- Born: 31 July 2007 (age 19) Giza, Egypt

Gymnastics career
- Discipline: Rhythmic gymnastics
- Country represented: Egypt; (2022-);
- Medal record
Rhythmic Gymnastics
Representing Egypt
African Championships
| Gold medal – first place | 2022 Cairo | Team |
| Gold medal – first place | 2022 Cairo | Ball |
| Gold medal – first place | 2024 Kigali | Group All-Around |
| Silver medal – second place | 2022 Cairo | All-Around |
| Silver medal – second place | 2022 Cairo | Clubs |

= Abeer Ramadan =

Egyptian rhythmic gymnast

Abeer Ramadan (Arabic: عبير رمضان; born 31 July 2007) is an Egyptian rhythmic gymnast. She is a multiple time African champion.

== Career ==
As a junior Abeer competed at the 2022 African Rhythmic Gymnastics Championships in Cairo, where she won gold in teams and with ball, silver in the All-Around and with clubs.

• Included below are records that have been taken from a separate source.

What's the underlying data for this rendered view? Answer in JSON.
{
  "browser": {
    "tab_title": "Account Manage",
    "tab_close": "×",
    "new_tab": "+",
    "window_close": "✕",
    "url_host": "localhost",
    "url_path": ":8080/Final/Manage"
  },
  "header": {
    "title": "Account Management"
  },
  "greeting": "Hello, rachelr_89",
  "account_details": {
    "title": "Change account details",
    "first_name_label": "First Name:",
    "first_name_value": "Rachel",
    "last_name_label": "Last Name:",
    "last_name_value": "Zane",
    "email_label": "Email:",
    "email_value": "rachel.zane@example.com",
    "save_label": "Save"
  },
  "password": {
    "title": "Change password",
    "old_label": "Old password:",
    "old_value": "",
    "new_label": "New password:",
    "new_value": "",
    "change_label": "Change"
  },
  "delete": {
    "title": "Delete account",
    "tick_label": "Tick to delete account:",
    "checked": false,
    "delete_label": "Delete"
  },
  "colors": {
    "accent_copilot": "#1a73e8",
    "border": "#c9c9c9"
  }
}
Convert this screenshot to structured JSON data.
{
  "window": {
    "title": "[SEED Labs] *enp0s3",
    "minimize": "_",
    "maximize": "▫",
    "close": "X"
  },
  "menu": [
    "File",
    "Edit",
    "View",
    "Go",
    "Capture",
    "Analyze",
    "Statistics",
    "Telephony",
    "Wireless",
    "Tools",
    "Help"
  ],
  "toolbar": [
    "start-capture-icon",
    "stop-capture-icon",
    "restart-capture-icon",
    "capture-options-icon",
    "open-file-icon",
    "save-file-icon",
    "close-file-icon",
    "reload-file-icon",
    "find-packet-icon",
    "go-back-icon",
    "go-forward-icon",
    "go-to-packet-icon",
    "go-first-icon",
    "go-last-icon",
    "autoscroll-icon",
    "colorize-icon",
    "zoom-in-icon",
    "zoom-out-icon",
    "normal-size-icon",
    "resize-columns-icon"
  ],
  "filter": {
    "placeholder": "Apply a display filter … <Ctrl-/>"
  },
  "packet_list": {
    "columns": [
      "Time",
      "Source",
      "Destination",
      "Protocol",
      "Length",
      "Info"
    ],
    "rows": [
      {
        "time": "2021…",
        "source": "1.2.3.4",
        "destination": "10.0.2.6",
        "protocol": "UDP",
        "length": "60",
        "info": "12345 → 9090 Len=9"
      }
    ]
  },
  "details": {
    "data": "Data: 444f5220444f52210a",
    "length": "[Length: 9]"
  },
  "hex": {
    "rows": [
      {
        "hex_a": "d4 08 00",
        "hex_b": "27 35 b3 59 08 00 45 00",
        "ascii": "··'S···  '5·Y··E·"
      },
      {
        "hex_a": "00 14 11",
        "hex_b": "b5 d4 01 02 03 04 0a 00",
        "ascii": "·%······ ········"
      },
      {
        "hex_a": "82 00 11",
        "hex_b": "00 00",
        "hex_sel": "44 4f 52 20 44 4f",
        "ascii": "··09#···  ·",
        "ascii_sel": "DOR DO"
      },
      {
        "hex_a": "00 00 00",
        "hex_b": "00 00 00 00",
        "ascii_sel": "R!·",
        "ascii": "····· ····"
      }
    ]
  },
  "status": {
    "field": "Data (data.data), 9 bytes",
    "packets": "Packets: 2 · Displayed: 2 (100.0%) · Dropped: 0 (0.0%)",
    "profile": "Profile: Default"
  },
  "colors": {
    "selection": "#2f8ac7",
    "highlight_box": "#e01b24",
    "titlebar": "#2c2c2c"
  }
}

In 2023 she became a senior, taking part in the World Cup in Portimão, being 41st in the All-Around, 36th with hoop, 36th with ball, 38th with clubs and 47th with ribbon.

In 2024 she was incorporated into the senior group winning gold in the All-Around, along Johara Eldeeb, Farida Hussein, Lamar Behairi and Amina Sobeih, at the African Championships in Kigali, thus earning a quota for the 2024 Olympic Games in Paris.